According to the National Survey on Access to Financial Services in Uganda, only 38 per cent of Ugandans have access to financial services unlike Kenya, where 62 per cent of the population have access to financial services.

Of the 8.1 million Ugandans with access to financial services, 18 per cent have access to formal financial institutions like commercial banks, microfinance institutions or credit institutions; three per cent are served by semi-formal institutions like savings and credit co-operative societies, while 17 per cent go to informal groups.

In Tanzania, according to the results of a similar survey carried early this year by the Steadman Group, only nine per cent of the adult population - comprising more than 21 million people - had a bank account, while 27 per cent had never heard of a savings account.

These results, according to Adrian Stone of the UK's Department for International Development (DfID), provide a plausible explanation for the current growth patterns in the East African region.

He said that limited access to financial services in Uganda, for instance, has been a major "brake on economic growth."

"There are people who can't take advantage of investment opportunities because they don't have access to financial services," he added.

DfID's Financial Services Deepening Project sponsored the Ugandan study through Finscope Uganda Survey.

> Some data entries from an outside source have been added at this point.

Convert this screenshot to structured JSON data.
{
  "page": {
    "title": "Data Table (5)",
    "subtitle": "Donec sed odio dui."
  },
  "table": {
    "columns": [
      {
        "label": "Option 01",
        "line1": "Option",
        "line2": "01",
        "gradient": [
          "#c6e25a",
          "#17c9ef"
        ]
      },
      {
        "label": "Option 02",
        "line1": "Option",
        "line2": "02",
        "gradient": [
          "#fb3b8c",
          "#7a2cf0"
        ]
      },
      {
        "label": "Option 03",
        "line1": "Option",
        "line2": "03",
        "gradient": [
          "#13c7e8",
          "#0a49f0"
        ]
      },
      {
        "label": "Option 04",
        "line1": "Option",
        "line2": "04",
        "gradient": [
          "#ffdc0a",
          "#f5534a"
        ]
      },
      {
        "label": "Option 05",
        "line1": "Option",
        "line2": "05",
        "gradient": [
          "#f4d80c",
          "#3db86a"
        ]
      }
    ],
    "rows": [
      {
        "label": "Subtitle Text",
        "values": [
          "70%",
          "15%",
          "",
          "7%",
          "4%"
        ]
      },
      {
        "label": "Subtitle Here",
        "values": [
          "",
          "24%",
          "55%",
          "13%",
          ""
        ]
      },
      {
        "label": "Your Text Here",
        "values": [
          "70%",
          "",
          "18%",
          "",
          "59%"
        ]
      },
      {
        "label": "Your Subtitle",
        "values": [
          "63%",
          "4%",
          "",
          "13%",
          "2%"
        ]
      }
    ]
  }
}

According to the survey, those living in rural areas are more likely to be without financial services than those living in urban areas, with men more likely to have access than women.

The principal barrier to using formal and semi-formal institutions is 'lack of money,'" concluded the Steadman Group.

The reasons given also varied, with 54 per cent of the respondents saying they don't have enough to save; 49 per cent say they earn too little to open and maintain an account; and 45 per cent not having a regular income.

It was also found that there was a high correlation between literacy and the use of financial services.

"People who can read and write are much more likely to use financial institutions of all types," said Finscope Uganda.

In Uganda, the surveyors looked at savings, investments, borrowing and loans, informal financial groups, risk management and insurance, money transfers and agricultural financing.

The survey showed that few Ugandans save their money in formal financial institutions.

The majority (71 per cent) of those saving, especially in rural areas, told the surveyors that they keep their savings in "secret" places.

Respondents said they save and borrow mainly to pay for day-to-day expenses like food and shelter, for emergencies and to pay school fees. Sadly, few talked of borrowing to invest in business.

According to the findings, only 50 per cent of the Ugandans who have access to banks have ever borrowed money; 33 per cent of these have outstanding loans. Even then, informal lending is high, about 62 per cent of the loans.